Cardinal Gambetti is a Franciscan, someone who for years lived in the place where the pope’s namesake, St. Francis of Assisi, lived and carried out his ministry, a site that normally draws thousands of pilgrims every year.

His presence inside the Vatican now is a visible sign of the tone of the reform Pope Francis wants, one fashioned after St. Francis of Assisi, a man of poverty long celebrated as a courageous agent of change in the Church, causing it to become humbler.

Since the beginning of his papacy, the pope has embraced and celebrated St. Francis as a model for justice, solidarity, brotherhood, and peace.
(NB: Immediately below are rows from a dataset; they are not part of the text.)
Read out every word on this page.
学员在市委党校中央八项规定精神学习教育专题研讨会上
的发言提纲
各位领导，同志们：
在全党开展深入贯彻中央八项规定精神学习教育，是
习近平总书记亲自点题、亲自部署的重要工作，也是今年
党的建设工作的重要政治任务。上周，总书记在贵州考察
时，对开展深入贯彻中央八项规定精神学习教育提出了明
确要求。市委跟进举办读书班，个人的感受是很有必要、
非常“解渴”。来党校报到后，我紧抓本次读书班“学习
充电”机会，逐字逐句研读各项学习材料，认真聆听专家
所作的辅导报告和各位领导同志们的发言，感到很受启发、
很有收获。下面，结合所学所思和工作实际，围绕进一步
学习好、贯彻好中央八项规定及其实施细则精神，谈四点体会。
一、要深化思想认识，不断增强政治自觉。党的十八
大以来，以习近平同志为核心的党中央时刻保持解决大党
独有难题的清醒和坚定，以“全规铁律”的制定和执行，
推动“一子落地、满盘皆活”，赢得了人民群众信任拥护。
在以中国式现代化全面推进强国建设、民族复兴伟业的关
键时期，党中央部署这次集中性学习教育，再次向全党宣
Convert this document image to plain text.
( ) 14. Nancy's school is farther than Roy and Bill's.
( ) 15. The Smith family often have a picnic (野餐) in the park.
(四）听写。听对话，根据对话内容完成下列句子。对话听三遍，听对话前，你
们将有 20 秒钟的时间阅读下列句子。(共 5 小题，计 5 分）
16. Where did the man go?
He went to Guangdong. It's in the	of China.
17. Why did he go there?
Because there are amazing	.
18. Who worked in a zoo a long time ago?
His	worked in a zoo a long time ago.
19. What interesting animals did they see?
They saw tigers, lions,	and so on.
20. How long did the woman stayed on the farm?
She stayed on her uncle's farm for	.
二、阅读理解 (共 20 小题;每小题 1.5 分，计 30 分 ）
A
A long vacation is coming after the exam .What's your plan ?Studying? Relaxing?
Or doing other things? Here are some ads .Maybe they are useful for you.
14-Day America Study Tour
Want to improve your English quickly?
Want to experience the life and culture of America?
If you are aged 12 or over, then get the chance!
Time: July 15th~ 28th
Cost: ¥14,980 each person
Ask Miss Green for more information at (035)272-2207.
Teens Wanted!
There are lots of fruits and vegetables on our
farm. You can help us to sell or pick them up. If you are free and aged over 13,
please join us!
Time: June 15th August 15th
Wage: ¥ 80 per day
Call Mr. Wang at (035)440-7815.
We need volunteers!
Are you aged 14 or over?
In an audience with journalists just days after his election in 2013, Pope Francis said he first thought of naming himself after the great 13th-century saint when, after it was obvious that he had won the necessary two-thirds majority vote, Brazilian Cardinal Claudio Hummes hugged him and told him, “Don’t forget the poor.”

“How I would love a Church that is poor and for the poor,” Pope Francis said in the audience.

It’s a message Pope Francis has tried to drive home ever since, in exhortations, encyclicals, and in some of the major speeches of his papacy. But by placing someone already immersed in this vision into a top position within the system, he may have just taken the most important step toward implementing that culture change.